Satanás aproxima-se exatamente da mulher porque ela representa
toda a humanidade, enquanto receptividade do dom de Deus, e faz a sua proposta:
“Vocês não morrerão. Pelo contrário, Deus
sabe muito bem que, no dia em que comerem da árvore proibida, os olhos de vocês
se abrirão, e serão como Deus, conhecedores do bem e do mal” (Gn 3,4-5). Em
outras palavras, é como se Satanás estivesse dizendo que Deus não concedeu ao
homem a plenitude do seu amor, mas escondeu algo mais que não quer que o homem
saiba e conheça e tome posse disso.

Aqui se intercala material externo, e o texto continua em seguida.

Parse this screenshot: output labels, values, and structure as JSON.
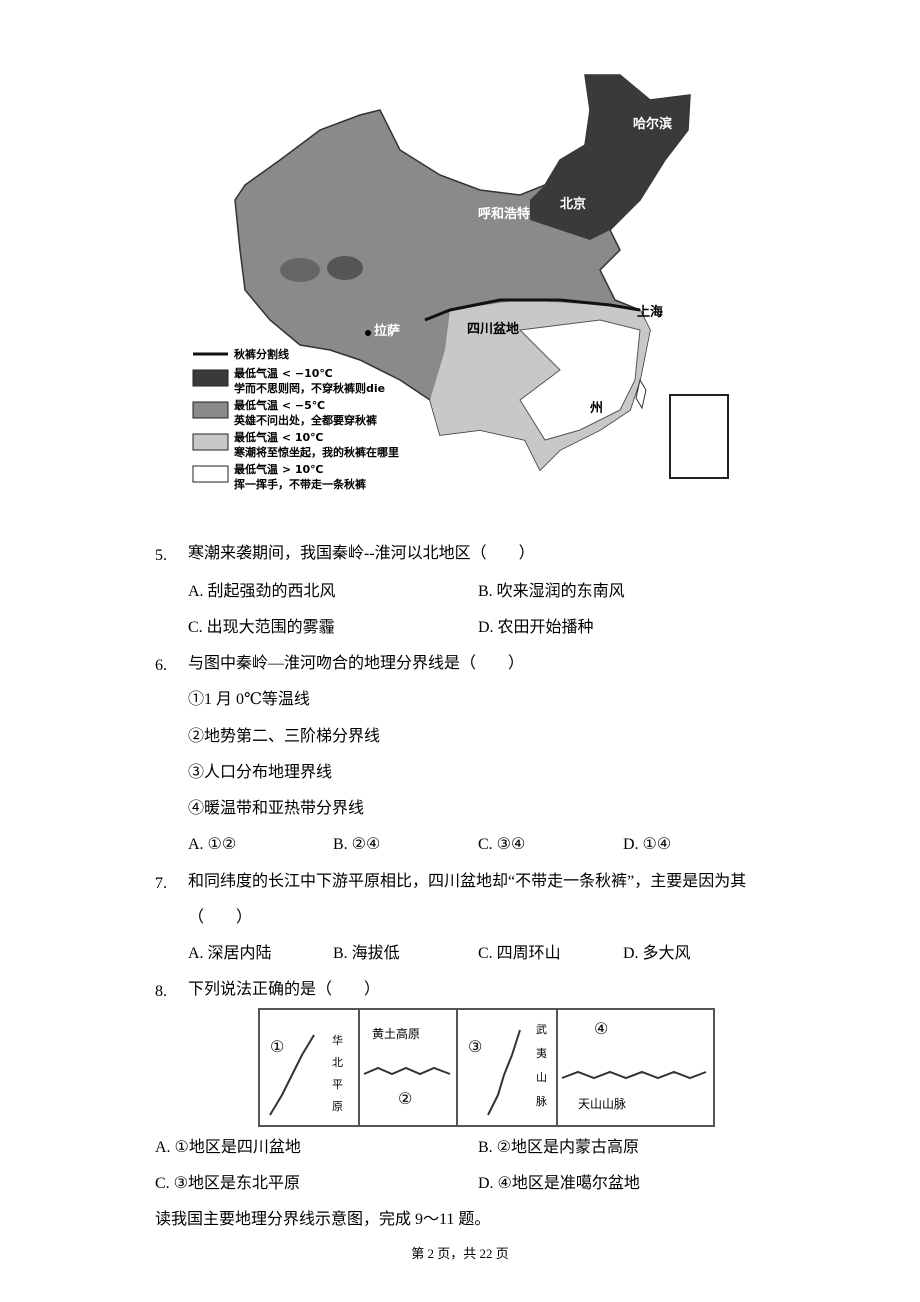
{
  "map": {
    "labels": [
      "哈尔滨",
      "呼和浩特",
      "北京",
      "上海",
      "拉萨",
      "四川盆地",
      "州"
    ],
    "legend": [
      {
        "label": "秋裤分割线"
      },
      {
        "label": "最低气温 < −10℃",
        "caption": "学而不思则罔，不穿秋裤则die"
      },
      {
        "label": "最低气温 < −5℃",
        "caption": "英雄不问出处，全都要穿秋裤"
      },
      {
        "label": "最低气温 < 10℃",
        "caption": "寒潮将至惊坐起，我的秋裤在哪里"
      },
      {
        "label": "最低气温 > 10℃",
        "caption": "挥一挥手，不带走一条秋裤"
      }
    ]
  },
  "questions": [
    {
      "number": "5.",
      "text": "寒潮来袭期间，我国秦岭--淮河以北地区（　　）",
      "options": [
        "A. 刮起强劲的西北风",
        "B. 吹来湿润的东南风",
        "C. 出现大范围的雾霾",
        "D. 农田开始播种"
      ]
    },
    {
      "number": "6.",
      "text": "与图中秦岭—淮河吻合的地理分界线是（　　）",
      "statements": [
        "①1 月 0℃等温线",
        "②地势第二、三阶梯分界线",
        "③人口分布地理界线",
        "④暖温带和亚热带分界线"
      ],
      "options": [
        "A. ①②",
        "B. ②④",
        "C. ③④",
        "D. ①④"
      ]
    },
    {
      "number": "7.",
      "text": "和同纬度的长江中下游平原相比，四川盆地却“不带走一条秋裤”，主要是因为其（　　）",
      "options": [
        "A. 深居内陆",
        "B. 海拔低",
        "C. 四周环山",
        "D. 多大风"
      ]
    },
    {
      "number": "8.",
      "text": "下列说法正确的是（　　）",
      "figure": {
        "panels": [
          {
            "mark": "①",
            "label": "华北平原"
          },
          {
            "mark": "②",
            "label": "黄土高原"
          },
          {
            "mark": "③",
            "label": "武夷山脉"
          },
          {
            "mark": "④",
            "label": "天山山脉"
          }
        ]
      },
      "options": [
        "A. ①地区是四川盆地",
        "B. ②地区是内蒙古高原",
        "C. ③地区是东北平原",
        "D. ④地区是准噶尔盆地"
      ]
    }
  ],
  "instruction": "读我国主要地理分界线示意图，完成 9～11 题。",
  "footer": "第 2 页，共 22 页"
}
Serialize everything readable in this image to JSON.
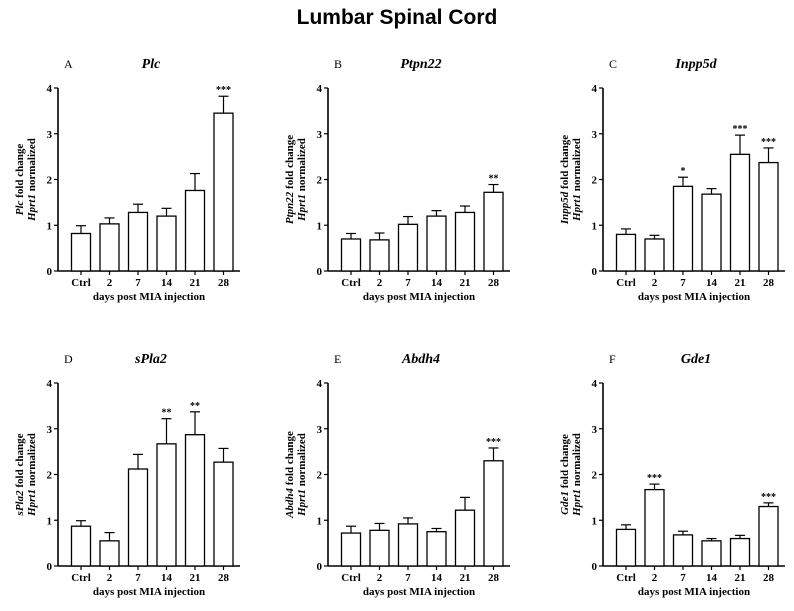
{
  "figure": {
    "title": "Lumbar Spinal Cord"
  },
  "chart_data": [
    {
      "type": "bar",
      "panel": "A",
      "title": "Plc",
      "ylabel_gene": "Plc",
      "ylabel_suffix": " fold change",
      "ylabel_line2_gene": "Hprt1",
      "ylabel_line2_suffix": " normalized",
      "xlabel": "days post MIA injection",
      "categories": [
        "Ctrl",
        "2",
        "7",
        "14",
        "21",
        "28"
      ],
      "values": [
        0.82,
        1.03,
        1.28,
        1.2,
        1.76,
        3.45
      ],
      "errors": [
        0.17,
        0.13,
        0.18,
        0.17,
        0.37,
        0.37
      ],
      "significance": [
        "",
        "",
        "",
        "",
        "",
        "***"
      ],
      "ylim": [
        0,
        4
      ],
      "yticks": [
        "0",
        "1",
        "2",
        "3",
        "4"
      ]
    },
    {
      "type": "bar",
      "panel": "B",
      "title": "Ptpn22",
      "ylabel_gene": "Ptpn22",
      "ylabel_suffix": " fold change",
      "ylabel_line2_gene": "Hprt1",
      "ylabel_line2_suffix": " normalized",
      "xlabel": "days post MIA injection",
      "categories": [
        "Ctrl",
        "2",
        "7",
        "14",
        "21",
        "28"
      ],
      "values": [
        0.7,
        0.68,
        1.02,
        1.2,
        1.28,
        1.72
      ],
      "errors": [
        0.12,
        0.15,
        0.17,
        0.12,
        0.14,
        0.17
      ],
      "significance": [
        "",
        "",
        "",
        "",
        "",
        "**"
      ],
      "ylim": [
        0,
        4
      ],
      "yticks": [
        "0",
        "1",
        "2",
        "3",
        "4"
      ]
    },
    {
      "type": "bar",
      "panel": "C",
      "title": "Inpp5d",
      "ylabel_gene": "Inpp5d",
      "ylabel_suffix": " fold change",
      "ylabel_line2_gene": "Hprt1",
      "ylabel_line2_suffix": " normalized",
      "xlabel": "days post MIA injection",
      "categories": [
        "Ctrl",
        "2",
        "7",
        "14",
        "21",
        "28"
      ],
      "values": [
        0.8,
        0.7,
        1.85,
        1.68,
        2.55,
        2.37
      ],
      "errors": [
        0.12,
        0.08,
        0.2,
        0.12,
        0.42,
        0.32
      ],
      "significance": [
        "",
        "",
        "*",
        "",
        "***",
        "***"
      ],
      "ylim": [
        0,
        4
      ],
      "yticks": [
        "0",
        "1",
        "2",
        "3",
        "4"
      ]
    },
    {
      "type": "bar",
      "panel": "D",
      "title": "sPla2",
      "ylabel_gene": "sPla2",
      "ylabel_suffix": " fold change",
      "ylabel_line2_gene": "Hprt1",
      "ylabel_line2_suffix": " normalized",
      "xlabel": "days post MIA injection",
      "categories": [
        "Ctrl",
        "2",
        "7",
        "14",
        "21",
        "28"
      ],
      "values": [
        0.87,
        0.55,
        2.12,
        2.67,
        2.87,
        2.27
      ],
      "errors": [
        0.12,
        0.18,
        0.32,
        0.55,
        0.5,
        0.3
      ],
      "significance": [
        "",
        "",
        "",
        "**",
        "**",
        ""
      ],
      "ylim": [
        0,
        4
      ],
      "yticks": [
        "0",
        "1",
        "2",
        "3",
        "4"
      ]
    },
    {
      "type": "bar",
      "panel": "E",
      "title": "Abdh4",
      "ylabel_gene": "Abdh4",
      "ylabel_suffix": " fold change",
      "ylabel_line2_gene": "Hprt1",
      "ylabel_line2_suffix": " normalized",
      "xlabel": "days post MIA injection",
      "categories": [
        "Ctrl",
        "2",
        "7",
        "14",
        "21",
        "28"
      ],
      "values": [
        0.72,
        0.78,
        0.92,
        0.75,
        1.22,
        2.3
      ],
      "errors": [
        0.15,
        0.15,
        0.13,
        0.07,
        0.28,
        0.28
      ],
      "significance": [
        "",
        "",
        "",
        "",
        "",
        "***"
      ],
      "ylim": [
        0,
        4
      ],
      "yticks": [
        "0",
        "1",
        "2",
        "3",
        "4"
      ]
    },
    {
      "type": "bar",
      "panel": "F",
      "title": "Gde1",
      "ylabel_gene": "Gde1",
      "ylabel_suffix": " fold change",
      "ylabel_line2_gene": "Hprt1",
      "ylabel_line2_suffix": " normalized",
      "xlabel": "days post MIA injection",
      "categories": [
        "Ctrl",
        "2",
        "7",
        "14",
        "21",
        "28"
      ],
      "values": [
        0.8,
        1.67,
        0.68,
        0.55,
        0.6,
        1.3
      ],
      "errors": [
        0.1,
        0.12,
        0.08,
        0.05,
        0.07,
        0.08
      ],
      "significance": [
        "",
        "***",
        "",
        "",
        "",
        "***"
      ],
      "ylim": [
        0,
        4
      ],
      "yticks": [
        "0",
        "1",
        "2",
        "3",
        "4"
      ]
    }
  ]
}
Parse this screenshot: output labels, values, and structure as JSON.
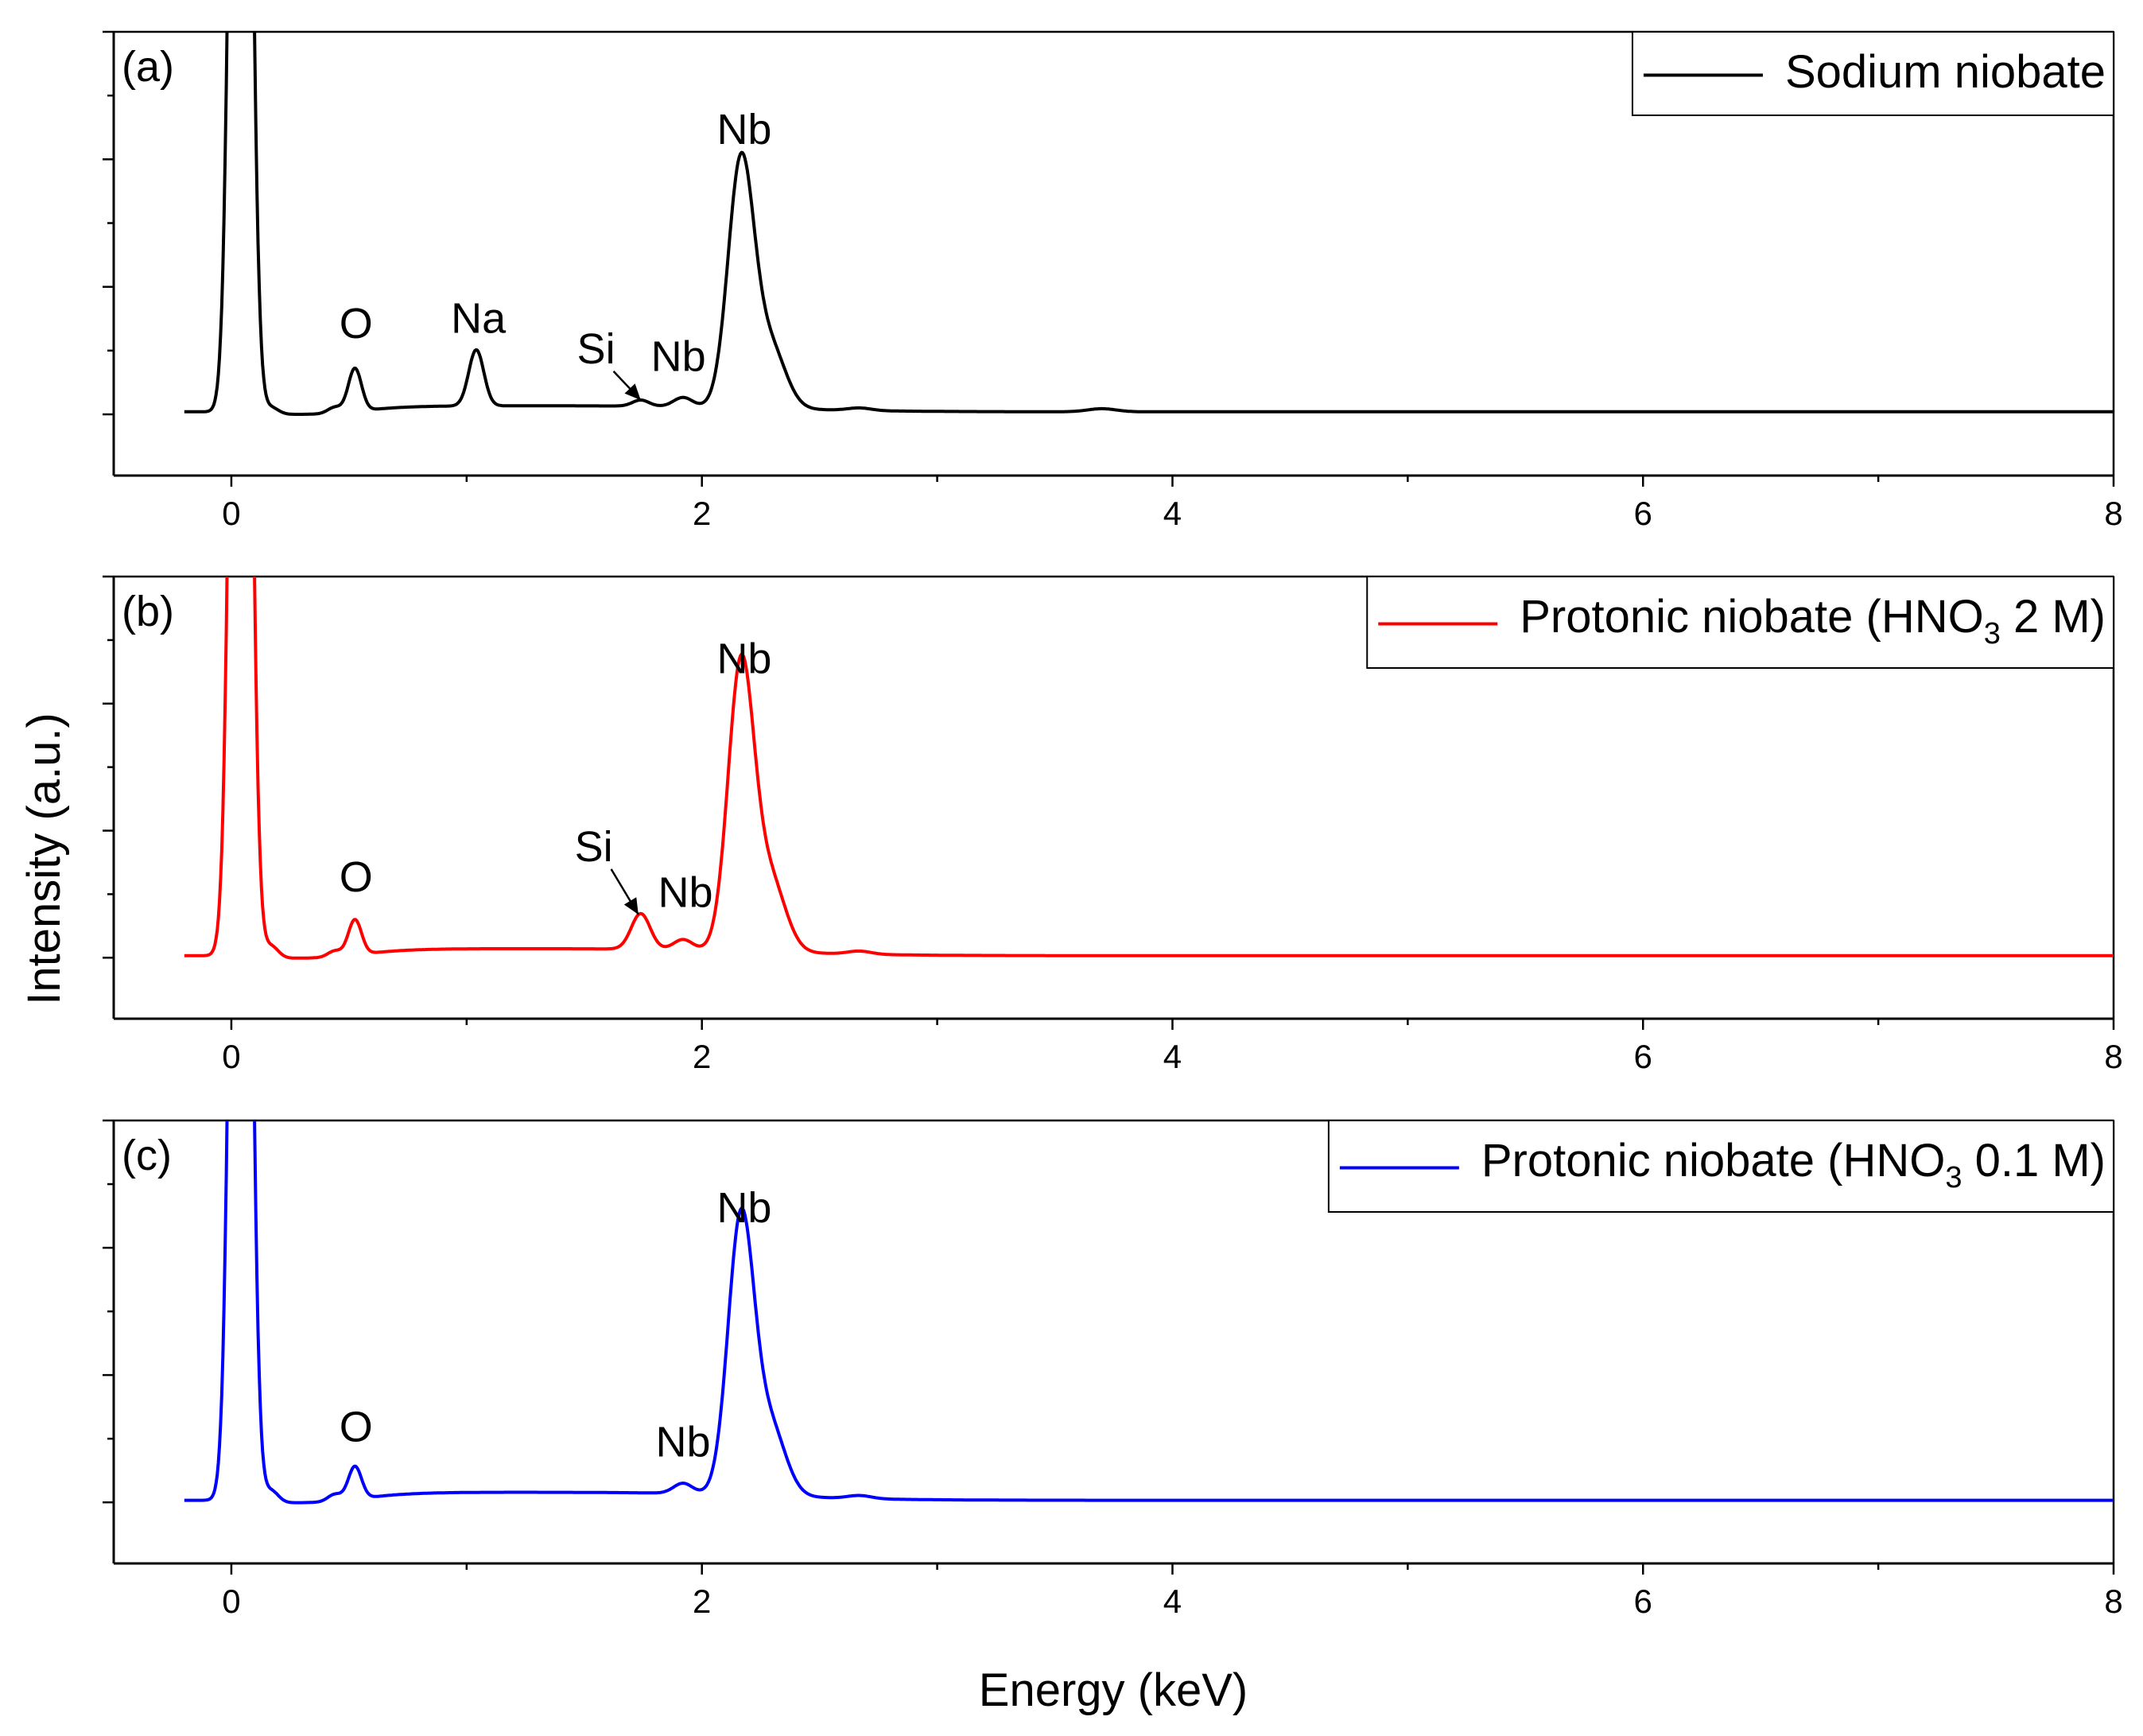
{
  "chart_data": {
    "type": "line",
    "xlabel": "Energy (keV)",
    "ylabel": "Intensity (a.u.)",
    "xlim": [
      -0.5,
      8
    ],
    "ylim": [
      -0.12,
      0.75
    ],
    "x_ticks": [
      0,
      2,
      4,
      6,
      8
    ],
    "x_tick_labels": [
      "0",
      "2",
      "4",
      "6",
      "8"
    ],
    "x_minor_ticks": [
      1,
      3,
      5,
      7
    ],
    "y_ticks": [
      0,
      0.125,
      0.25,
      0.375,
      0.5,
      0.625,
      0.75
    ],
    "panels": [
      {
        "id": "a",
        "tag": "(a)",
        "series_name": "Sodium niobate",
        "legend_main": "Sodium niobate",
        "legend_sub": "",
        "legend_tail": "",
        "color": "#000000",
        "baseline": 0.005,
        "offset": 0.0,
        "peaks": [
          {
            "center": 0.04,
            "height": 3.0,
            "sigma": 0.035
          },
          {
            "center": 0.17,
            "height": 0.012,
            "sigma": 0.03
          },
          {
            "center": 0.44,
            "height": 0.012,
            "sigma": 0.03
          },
          {
            "center": 0.525,
            "height": 0.085,
            "sigma": 0.028
          },
          {
            "center": 1.041,
            "height": 0.11,
            "sigma": 0.032
          },
          {
            "center": 1.74,
            "height": 0.012,
            "sigma": 0.035
          },
          {
            "center": 1.92,
            "height": 0.018,
            "sigma": 0.04
          },
          {
            "center": 2.166,
            "height": 0.48,
            "sigma": 0.055
          },
          {
            "center": 2.29,
            "height": 0.12,
            "sigma": 0.065
          },
          {
            "center": 2.67,
            "height": 0.005,
            "sigma": 0.05
          },
          {
            "center": 3.7,
            "height": 0.006,
            "sigma": 0.06
          }
        ],
        "shelf": {
          "start": 0.6,
          "end": 1.95,
          "height": 0.012
        },
        "labels": [
          {
            "text": "O",
            "x": 0.53,
            "y": 0.15,
            "arrow": false
          },
          {
            "text": "Na",
            "x": 1.05,
            "y": 0.16,
            "arrow": false
          },
          {
            "text": "Si",
            "x": 1.55,
            "y": 0.1,
            "arrow": true,
            "target_x": 1.74,
            "target_y": 0.028
          },
          {
            "text": "Nb",
            "x": 1.9,
            "y": 0.085,
            "arrow": false
          },
          {
            "text": "Nb",
            "x": 2.18,
            "y": 0.53,
            "arrow": false
          }
        ]
      },
      {
        "id": "b",
        "tag": "(b)",
        "series_name": "Protonic niobate (HNO3 2 M)",
        "legend_main": "Protonic niobate (HNO",
        "legend_sub": "3",
        "legend_tail": " 2 M)",
        "color": "#ff0000",
        "baseline": 0.004,
        "offset": 0.0,
        "peaks": [
          {
            "center": 0.04,
            "height": 3.0,
            "sigma": 0.035
          },
          {
            "center": 0.17,
            "height": 0.022,
            "sigma": 0.03
          },
          {
            "center": 0.44,
            "height": 0.012,
            "sigma": 0.03
          },
          {
            "center": 0.525,
            "height": 0.07,
            "sigma": 0.028
          },
          {
            "center": 1.74,
            "height": 0.07,
            "sigma": 0.04
          },
          {
            "center": 1.92,
            "height": 0.02,
            "sigma": 0.04
          },
          {
            "center": 2.166,
            "height": 0.56,
            "sigma": 0.055
          },
          {
            "center": 2.29,
            "height": 0.14,
            "sigma": 0.065
          },
          {
            "center": 2.67,
            "height": 0.006,
            "sigma": 0.05
          }
        ],
        "shelf": {
          "start": 0.6,
          "end": 1.95,
          "height": 0.014
        },
        "labels": [
          {
            "text": "O",
            "x": 0.53,
            "y": 0.13,
            "arrow": false
          },
          {
            "text": "Si",
            "x": 1.54,
            "y": 0.19,
            "arrow": true,
            "target_x": 1.73,
            "target_y": 0.085
          },
          {
            "text": "Nb",
            "x": 1.93,
            "y": 0.1,
            "arrow": false
          },
          {
            "text": "Nb",
            "x": 2.18,
            "y": 0.56,
            "arrow": false
          }
        ]
      },
      {
        "id": "c",
        "tag": "(c)",
        "series_name": "Protonic niobate (HNO3 0.1 M)",
        "legend_main": "Protonic niobate (HNO",
        "legend_sub": "3",
        "legend_tail": " 0.1 M)",
        "color": "#0000ff",
        "baseline": 0.004,
        "offset": 0.0,
        "peaks": [
          {
            "center": 0.04,
            "height": 3.0,
            "sigma": 0.035
          },
          {
            "center": 0.17,
            "height": 0.022,
            "sigma": 0.03
          },
          {
            "center": 0.44,
            "height": 0.014,
            "sigma": 0.03
          },
          {
            "center": 0.525,
            "height": 0.065,
            "sigma": 0.028
          },
          {
            "center": 1.92,
            "height": 0.02,
            "sigma": 0.04
          },
          {
            "center": 2.166,
            "height": 0.54,
            "sigma": 0.055
          },
          {
            "center": 2.29,
            "height": 0.135,
            "sigma": 0.065
          },
          {
            "center": 2.67,
            "height": 0.006,
            "sigma": 0.05
          }
        ],
        "shelf": {
          "start": 0.6,
          "end": 1.95,
          "height": 0.016
        },
        "labels": [
          {
            "text": "O",
            "x": 0.53,
            "y": 0.12,
            "arrow": false
          },
          {
            "text": "Nb",
            "x": 1.92,
            "y": 0.09,
            "arrow": false
          },
          {
            "text": "Nb",
            "x": 2.18,
            "y": 0.55,
            "arrow": false
          }
        ]
      }
    ]
  }
}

Ou seja, a dúvida que foi lançada no
coração do homem o faz ir sempre em busca de uma “felicidade” plena porque ele
não acreditou que essa felicidade já se encontrasse em sua vida. E se olharmos
para a nossa realidade humana, continuamos a duvidar do amor de Deus e buscamos
a “felicidade plena” à nossa maneira. No fundo, o pecado original continua
ecoando entre nós: queremos ser Deus. E buscamos esse “ser Deus” porque temos
sede da comunhão com Deus, mas buscamos isso da maneira mais errônea possível:
afastando-nos do amor de Deus, dando as costas para Deus, sendo desobedientes à
vontade e ao plano divino.
Duvidar do projeto de Deus parece ser uma constante na nossa natureza
decaída, porém mais ainda, a nossa sociedade de hoje tem promovido isso de
maneira mais feroz e sistemática. Não acreditamos no amor do Pai, e por isso
estamos sempre tentando agarrar a felicidade que nos é prometida pela sociedade
nas suas diversas facetas, ou que nós mesmos buscamos alcançá-la à nossa
maneira, achando que o plano de Deus não é perfeito, não é seguro, não é claro,
mas confiando só nas nossas próprias “seguranças”. Muito pelo contrário, a
verdadeira felicidade só poderá ser encontrada na obediência ao projeto divino,
na comunhão com Deus, na participação do seu dom, porque assim é a nossa
natureza de criaturas. Só seremos felizes se confiarmos plenamente no Pai e não
duvidarmos daquilo que Ele tem reservado de melhor para nós. Afinal de contas o
seu amor é grande o suficiente para não nos deixar desviar de seu projeto
original, porque assim deseja que experimentemos novamente aquela união amorosa
e de confiança perfeita que havia no início.